Cataldo Mission

Driving east along Idaho's Interstate 90, as you come around the bend at mile marker 38, a stunning view of the Old Mission opens up on your right. On a bright spring day, it can even look heavenly.

The Cataldo Mission was completed from 1850-1853 by Jesuit missionaries and their native converts. Father Pierre Jean De Smet was the chief of the "Blackrobes," as the Indians called the priests. Under his command was Father Ravalli, an Italian-born religious leader who supervised the Coeur d'Alene men who with a few simple tools constructed this marvelous structure.

It was a unique and fateful circumstance that these two peoples would meet. A generation earlier, the Pend Oreille native prophet Shining Shirt predicted that light-skinned men in long black shirts would come to their people with a new religion that would change their lives. The prophecy proved correct.
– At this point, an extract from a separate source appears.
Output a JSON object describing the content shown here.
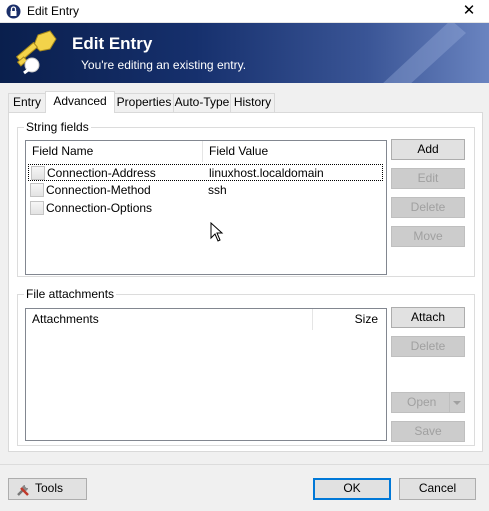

The missionaries were eager to (as they saw it) save the souls of the local tribes, and the Indians were just as excited to harness the spiritual power of Christianity.

For the most part, the early Jesuits were tolerant of the Indian traditions, and allowed a blend of the two cultures to develop (one of the reasons that Catholicism was more popular among the western Indians than Protestantism). Initially, the Native Americans dedicated themselves to trying to learn what the white man's book had to offer them, but at the same time retained many native beliefs and practices, sometimes in secret. As Jacqueline Peterson, author of Sacred Encounters, puts it, "convergence in the nineteenth century was not to be mistaken for conversion."

In 1924, after nearly fifty years of occupation by the Oregon Province Jesuits, the then-dilapidated mission was deeded to the Diocese of Boise. Today it is run as a state park, and each year members of the Coeur d'Alene tribe make a pilgrimage to the Old Mission to commemorate the "Coming of the Blackrobes." In 2015, the Mission will be deeded to the Coeur d'Alene tribe as part of the Diocese of Boise agreement.

For better or worse, the Cataldo Mission has become one of the symbols of the clash of religion and culture between Anglo-European expansion and the long "isolated" Native Americans of the Northwest. Manifest Destiny had political and cultural implications that neither peoples could have accurately prophesized.